Apesar do medo, moradores de Kherson praticam atos de resistência à ocupação russa

Apesar do medo, os habitantes de Kherson afirmam usar várias formas de resistência contra a ocupação da cidade pelas tropas de Moscou há oito meses. As atitudes vão desde falar em ucraniano até apontar os movimentos do inimigo, ou se recusar a comprar produtos russos.

Contatados pela AFP, vários moradores desta importante cidade do sul da Ucrânia explicaram os meses da ocupação russa. Alguns deles mostraram seus atos de resistência para enfatizar o repúdio à tentativa russa de anexação do território.

Eles também contam sobre o medo de que simpatizantes pró-Rússia ainda estejam na cidade, escondidos desde a chegada de soldados ucranianos neste fim de semana.

"Há tantas pessoas, que ainda vejo todos os dias, que sei que nos denunciaram" aos russos, diz Olga à AFP, que não informou seu sobrenome por motivos de segurança.

"Nem todos esses desgraçados foram embora", diz a mulher de 47 anos, alguns dias após o exército russo, encurralado pela contra-ofensiva ucraniana, sair da margem oeste do rio Dnieper.

- "Muito medo" -

Desde a retirada dos russos e a chegada dos soldados de Kiev na sexta-feira (11), os moradores de Kherson se reuniram em uma praça no centro da cidade, com lágrimas de emoção e bandeiras ucranianas.

Eles falam sobre esses meses de ocupação enquanto esperam para conseguir algum sinal para seus telefones da Starlink (internet por satélite), única estação disponível na cidade.

Volodimir Timor, de 19 anos, conta à AFP sobre como ele e seus amigos passaram meses observando os movimentos dos soldados russos na cidade.

"Você observa com atenção e depois vai para casa e anota tudo, antes de enviar. Absolutamente tudo: telefones, papéis, roupas", explica esse jovem que antes da guerra queria ser músico.

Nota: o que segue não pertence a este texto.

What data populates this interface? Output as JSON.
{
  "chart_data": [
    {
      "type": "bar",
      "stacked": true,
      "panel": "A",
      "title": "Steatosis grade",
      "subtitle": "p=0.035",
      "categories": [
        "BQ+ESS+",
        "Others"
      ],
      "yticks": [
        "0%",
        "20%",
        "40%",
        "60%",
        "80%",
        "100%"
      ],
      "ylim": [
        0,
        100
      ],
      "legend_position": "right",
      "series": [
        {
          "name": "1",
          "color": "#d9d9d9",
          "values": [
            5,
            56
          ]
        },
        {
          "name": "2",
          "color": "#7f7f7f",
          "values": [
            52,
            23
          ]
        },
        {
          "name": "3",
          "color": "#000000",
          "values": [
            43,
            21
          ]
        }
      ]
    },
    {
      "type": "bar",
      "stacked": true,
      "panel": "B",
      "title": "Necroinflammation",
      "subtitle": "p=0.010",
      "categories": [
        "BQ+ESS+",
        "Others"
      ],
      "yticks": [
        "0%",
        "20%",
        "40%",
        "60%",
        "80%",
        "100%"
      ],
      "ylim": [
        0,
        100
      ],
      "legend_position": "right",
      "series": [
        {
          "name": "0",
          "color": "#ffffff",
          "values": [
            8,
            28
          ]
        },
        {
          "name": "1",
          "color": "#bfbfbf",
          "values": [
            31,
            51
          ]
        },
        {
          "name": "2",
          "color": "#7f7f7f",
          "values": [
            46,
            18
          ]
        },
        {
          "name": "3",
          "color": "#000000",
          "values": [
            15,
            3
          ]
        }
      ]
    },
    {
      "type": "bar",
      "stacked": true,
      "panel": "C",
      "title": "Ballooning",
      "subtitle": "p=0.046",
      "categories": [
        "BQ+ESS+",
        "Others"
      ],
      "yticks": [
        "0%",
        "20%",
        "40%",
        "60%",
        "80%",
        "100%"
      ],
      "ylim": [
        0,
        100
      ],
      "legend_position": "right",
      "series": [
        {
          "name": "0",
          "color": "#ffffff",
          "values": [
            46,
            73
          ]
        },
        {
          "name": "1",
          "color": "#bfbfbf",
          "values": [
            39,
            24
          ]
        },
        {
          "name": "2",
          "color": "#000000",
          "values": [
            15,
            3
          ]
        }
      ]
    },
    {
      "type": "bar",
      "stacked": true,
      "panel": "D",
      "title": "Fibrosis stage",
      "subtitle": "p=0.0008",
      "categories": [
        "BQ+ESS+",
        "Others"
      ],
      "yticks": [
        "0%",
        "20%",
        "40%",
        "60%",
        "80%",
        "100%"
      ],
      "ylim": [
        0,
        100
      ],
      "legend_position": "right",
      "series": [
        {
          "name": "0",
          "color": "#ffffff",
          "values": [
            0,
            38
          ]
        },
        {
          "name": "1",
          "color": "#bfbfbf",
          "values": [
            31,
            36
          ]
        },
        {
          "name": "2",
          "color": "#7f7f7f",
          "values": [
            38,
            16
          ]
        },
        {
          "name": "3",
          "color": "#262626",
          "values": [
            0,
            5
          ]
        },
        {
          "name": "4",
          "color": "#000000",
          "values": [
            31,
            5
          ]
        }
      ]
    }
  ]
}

“Relatamos tudo: onde estavam seus equipamentos e os depósitos de munições, onde dormiam, onde iam beber”, acrescenta.

Com essas informações, o exército ucraniano conseguiu definir as posições russas durante sua contraofensiva lançada em setembro.

- Evitar o contato -

Iryna Bovkun e Natalia Smyrnova também encontraram uma maneira de resistir.

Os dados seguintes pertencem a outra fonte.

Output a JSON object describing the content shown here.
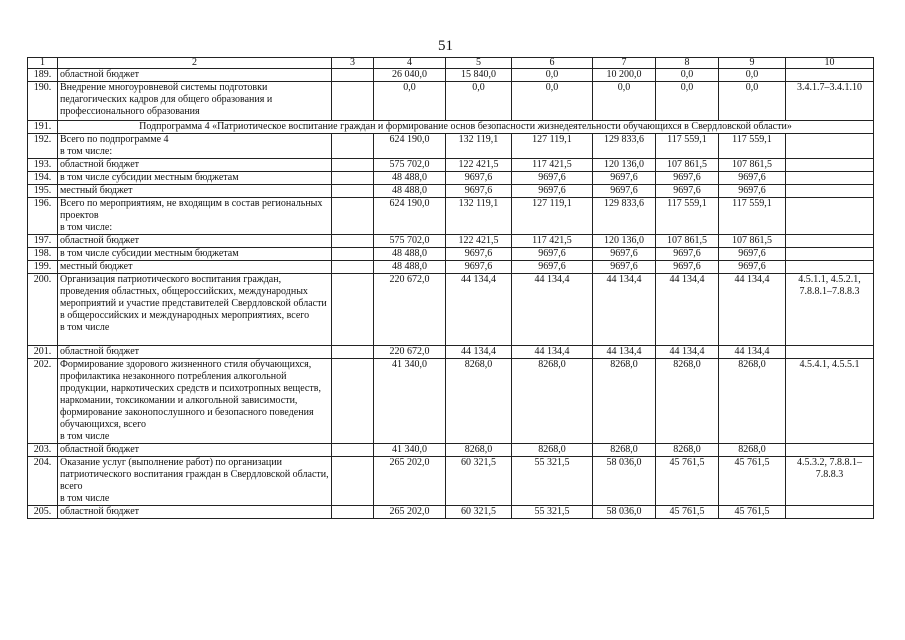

As duas mulheres recolhiam a água do rio Dnieper, que atravessa Kherson, para banhos ou para limpar o solo. Isso limitava o consumo de água potável, um bem escasso.

"Algumas pessoas do nosso povo esperaram quatro ou cinco meses para comprar a comida trazida pelos russos", diz Bovkun, 55.

Há alguns meses, a Rússia introduziu o rublo como moeda, embora tenha deixado a possibilidade de usar as grívnas ucranianas restantes. No entanto, isso mudou após a anexação da região de Kherson por Moscou, no final de setembro.

Segundo Bovkun e Smyrnova, uma ex-contadora, os russos trouxeram produtos da Crimeia, anexada em 2014, que eram até 10 vezes mais caros do que os alimentos antes da guerra.

"Não posso dizer o quanto odiei tocar nesses rublos", diz Smyrnova.

- "Falava ucraniano" -

Lada Kolosovska, jornalista da rádio local, explica que sua arma de resistência era falar ucraniano.

"Eu falava ucraniano. Meus amigos falavam ucraniano entre si, como todo mundo. Até os habitantes de língua russa mudaram", diz a mulher de 47 anos.

Os serviços de segurança ucranianos limitaram as saídas de Kherson desde sexta-feira. Isso foi feito para evitar a fuga de possíveis colaboradores russos que não poderiam ter saído e se vestiram de civis para evitar os soldados de Kiev.

Analistas militares temem que a Rússia queira deixar células adormecidas e unidades de sabotagem em Kherson.

"É perigoso falar na rua", diz Olga, uma moradora.

Assim pensa Lada Koloskova. "Quando os russos chegaram em 1º de março, entendemos rapidamente que pretendiam ficar por muito tempo", explica.